Et nous constatons avec plaisir qu'il est capable d'utiliser des expressions imagées (pas toujours très élégantes, il est vrai) à bon escient avec un certain amusement : "Maman, tu t'es pris une gamelle!" m'a-t-il dit l'autre jour...

2 novembre 2009

Les yeux des pommes de terre


Les yeux des pommes de terre est un récit plein de poésie et d'imagination écrit dans les années vingt par Opal Whiteley, une petit américaine de 6 ans. Les "éditions Mouck" ont publié une traduction de cette histoire qui a enchanté Matthieu.

Contes et histoires "pour penser à l'endroit"


Je viens de faire découvrir à Matthieu deux livres des "éditions pour penser à l'endroit" : Et toi, à quoi rêves-tu ? ainsi que La petite Terre. J'ai craqué pour les illustrations d'Aline de Pétigny.

Ces livres font réfléchir à soi et aux autres. Les "histoires pour penser" abordent des thèmes universaux comme le bonheur, la mort, l'amour, le respect de la planète ou encore cette confiance en soi si dure à acquérir pour Matthieu.

27 septembre 2009

"La bouche pleine"

C'est le titre d'un livre de Bernard Friot paru aux éditions Milan en 2008.

J'ai raconté dans mon témoignage combien Matthieu semblait se délecter de certains mots.
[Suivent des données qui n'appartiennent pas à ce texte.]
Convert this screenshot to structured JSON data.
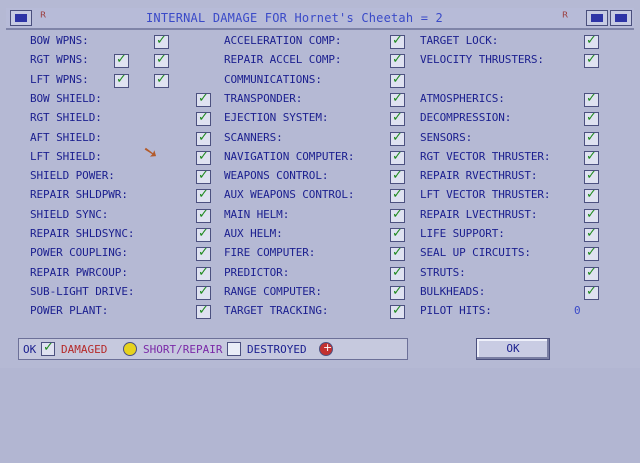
{
  "window": {
    "title": "INTERNAL DAMAGE FOR Hornet's Cheetah = 2"
  },
  "colors": {
    "ok": "#1f8a1f",
    "damaged": "#d8c21a",
    "short_repair": "#e9edf7",
    "destroyed": "#c23030"
  },
  "col1": [
    {
      "label": "BOW WPNS:",
      "checks": 1
    },
    {
      "label": "RGT WPNS:",
      "checks": 2
    },
    {
      "label": "LFT WPNS:",
      "checks": 2
    },
    {
      "label": "BOW SHIELD:",
      "checks": 1
    },
    {
      "label": "RGT SHIELD:",
      "checks": 1
    },
    {
      "label": "AFT SHIELD:",
      "checks": 1
    },
    {
      "label": "LFT SHIELD:",
      "checks": 1
    },
    {
      "label": "SHIELD POWER:",
      "checks": 1
    },
    {
      "label": "REPAIR SHLDPWR:",
      "checks": 1
    },
    {
      "label": "SHIELD SYNC:",
      "checks": 1
    },
    {
      "label": "REPAIR SHLDSYNC:",
      "checks": 1
    },
    {
      "label": "POWER COUPLING:",
      "checks": 1
    },
    {
      "label": "REPAIR PWRCOUP:",
      "checks": 1
    },
    {
      "label": "SUB-LIGHT DRIVE:",
      "checks": 1
    },
    {
      "label": "POWER PLANT:",
      "checks": 1
    }
  ],
  "col2": [
    {
      "label": "ACCELERATION COMP:",
      "checks": 1
    },
    {
      "label": "REPAIR ACCEL COMP:",
      "checks": 1
    },
    {
      "label": "COMMUNICATIONS:",
      "checks": 1
    },
    {
      "label": "TRANSPONDER:",
      "checks": 1
    },
    {
      "label": "EJECTION SYSTEM:",
      "checks": 1
    },
    {
      "label": "SCANNERS:",
      "checks": 1
    },
    {
      "label": "NAVIGATION COMPUTER:",
      "checks": 1
    },
    {
      "label": "WEAPONS CONTROL:",
      "checks": 1
    },
    {
      "label": "AUX WEAPONS CONTROL:",
      "checks": 1
    },
    {
      "label": "MAIN HELM:",
      "checks": 1
    },
    {
      "label": "AUX HELM:",
      "checks": 1
    },
    {
      "label": "FIRE COMPUTER:",
      "checks": 1
    },
    {
      "label": "PREDICTOR:",
      "checks": 1
    },
    {
      "label": "RANGE COMPUTER:",
      "checks": 1
    },
    {
      "label": "TARGET TRACKING:",
      "checks": 1
    }
  ],
  "col3": [
    {
      "label": "TARGET LOCK:",
      "checks": 1
    },
    {
      "label": "VELOCITY THRUSTERS:",
      "checks": 1
    },
    {
      "label": "",
      "checks": 0
    },
    {
      "label": "ATMOSPHERICS:",
      "checks": 1
    },
    {
      "label": "DECOMPRESSION:",
      "checks": 1
    },
    {
      "label": "SENSORS:",
      "checks": 1
    },
    {
      "label": "RGT VECTOR THRUSTER:",
      "checks": 1
    },
    {
      "label": "REPAIR RVECTHRUST:",
      "checks": 1
    },
    {
      "label": "LFT VECTOR THRUSTER:",
      "checks": 1
    },
    {
      "label": "REPAIR LVECTHRUST:",
      "checks": 1
    },
    {
      "label": "LIFE SUPPORT:",
      "checks": 1
    },
    {
      "label": "SEAL UP CIRCUITS:",
      "checks": 1
    },
    {
      "label": "STRUTS:",
      "checks": 1
    },
    {
      "label": "BULKHEADS:",
      "checks": 1
    },
    {
      "label": "PILOT HITS:",
      "value": "0"
    }
  ],
  "legend": {
    "ok": "OK",
    "damaged": "DAMAGED",
    "short_repair": "SHORT/REPAIR",
    "destroyed": "DESTROYED"
  },
  "ok_button": "OK",
  "check_glyph": "✓"
}
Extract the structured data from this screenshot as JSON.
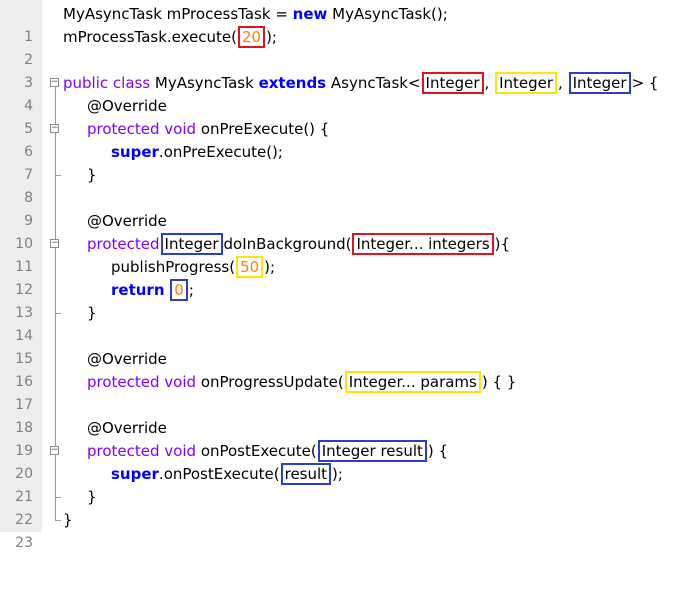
{
  "lines": [
    {
      "n": "1"
    },
    {
      "n": "2"
    },
    {
      "n": "3"
    },
    {
      "n": "4"
    },
    {
      "n": "5"
    },
    {
      "n": "6"
    },
    {
      "n": "7"
    },
    {
      "n": "8"
    },
    {
      "n": "9"
    },
    {
      "n": "10"
    },
    {
      "n": "11"
    },
    {
      "n": "12"
    },
    {
      "n": "13"
    },
    {
      "n": "14"
    },
    {
      "n": "15"
    },
    {
      "n": "16"
    },
    {
      "n": "17"
    },
    {
      "n": "18"
    },
    {
      "n": "19"
    },
    {
      "n": "20"
    },
    {
      "n": "21"
    },
    {
      "n": "22"
    },
    {
      "n": "23"
    }
  ],
  "code": {
    "l1": {
      "a": "MyAsyncTask mProcessTask = ",
      "kw": "new",
      "b": " MyAsyncTask();"
    },
    "l2": {
      "a": "mProcessTask.execute(",
      "num": "20",
      "b": ");"
    },
    "l4": {
      "mod": "public class",
      "a": " MyAsyncTask ",
      "kw": "extends",
      "b": " AsyncTask<",
      "t1": "Integer",
      "s1": ",",
      "t2": "Integer",
      "s2": ",",
      "t3": "Integer",
      "c": "> {"
    },
    "l5": {
      "a": "@Override"
    },
    "l6": {
      "mod": "protected void",
      "a": " onPreExecute() {"
    },
    "l7": {
      "kw": "super",
      "a": ".onPreExecute();"
    },
    "l8": {
      "a": "}"
    },
    "l10": {
      "a": "@Override"
    },
    "l11": {
      "mod": "protected",
      "ret": "Integer",
      "a": "doInBackground(",
      "param": "Integer... integers",
      "b": "){"
    },
    "l12": {
      "a": "publishProgress(",
      "num": "50",
      "b": ");"
    },
    "l13": {
      "kw": "return",
      "num": "0",
      "b": ";"
    },
    "l14": {
      "a": "}"
    },
    "l16": {
      "a": "@Override"
    },
    "l17": {
      "mod": "protected void",
      "a": " onProgressUpdate(",
      "param": "Integer... params",
      "b": ") { }"
    },
    "l19": {
      "a": "@Override"
    },
    "l20": {
      "mod": "protected void",
      "a": " onPostExecute(",
      "param": "Integer result",
      "b": ") {"
    },
    "l21": {
      "kw": "super",
      "a": ".onPostExecute(",
      "arg": "result",
      "b": ");"
    },
    "l22": {
      "a": "}"
    },
    "l23": {
      "a": "}"
    }
  }
}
Grâce à ce recueil de "poèmes pressés", Matt peut se gaver de mots appétissants et mousseux jusqu'à l'indigestion ! Il ne comprend sans doute pas la plupart des jeux de mots (le livre est destiné aux enfants à partir de 10-11 ans seulement) mais il est sensible à la musicalité des poèmes que nous lisons ensemble à haute voix.

A consommer sans modération !

15 mai 2009

Mon univers...


Nous avons emprunté à la bibliothèque un livre de Sophie Curtil intitulé Joaquime Torrès-Garcia, composition universelle ( collection "Art en jeu" des éditions du Centre Pompidou, 1998). Le tableau intitulé Composition universelle y est décomposé et sa trame est reproduite à la fin du livre afin que les enfants puissent tenter d'élaborer leur propre composition. Matt et moi nous y sommes essayés. Le résultat, où l'on retrouve ses chers chiffres, lettres et M. Madame, est reproduit ci-dessus. Matt a eu par ailleurs beaucoup de mal à se détacher des objets qui étaient autour de lui pendant l'activité. Mais nous avons passé un très bon moment. Comme j'ai moi aussi dessiné mon univers, cela a été l'occasion de discuter et d'échanger nos idées.

"Hou ! hou ! Simon !"

Je viens de commander chez "Hop'toys" un petit livre pour enfants de la collection "Au coeur des différences" intitulé Hou ! hou ! Simon ! Le déficit d'attention, de Brigitte Marleau (Québec, Boomerang éditeur jeunesse, 2007).
Je pensais y lire le portrait d'un petit hyperactif mais j'ai surtout reconnu là un petit "Matthieu". Les situations quotidiennes de la maison et de l'école décrites dans le livre pourraient être les nôtres. La maman de Simon, relayée par la maîtresse, use des mêmes stratagèmes que nous pour aider Matt (mes "règlements" appelés ici "consignes").
A la fin de l'histoire, un enseignant spécialisé vient aider Simon dans sa classe. Grâce à ce passage, je vais pouvoir préparer Matt à la venue -non encore acquise hélas- de son AVS à la rentrée.
Tous les handicaps sont abordés dans cette collection canadienne pour enfants. Je la conseille vivement.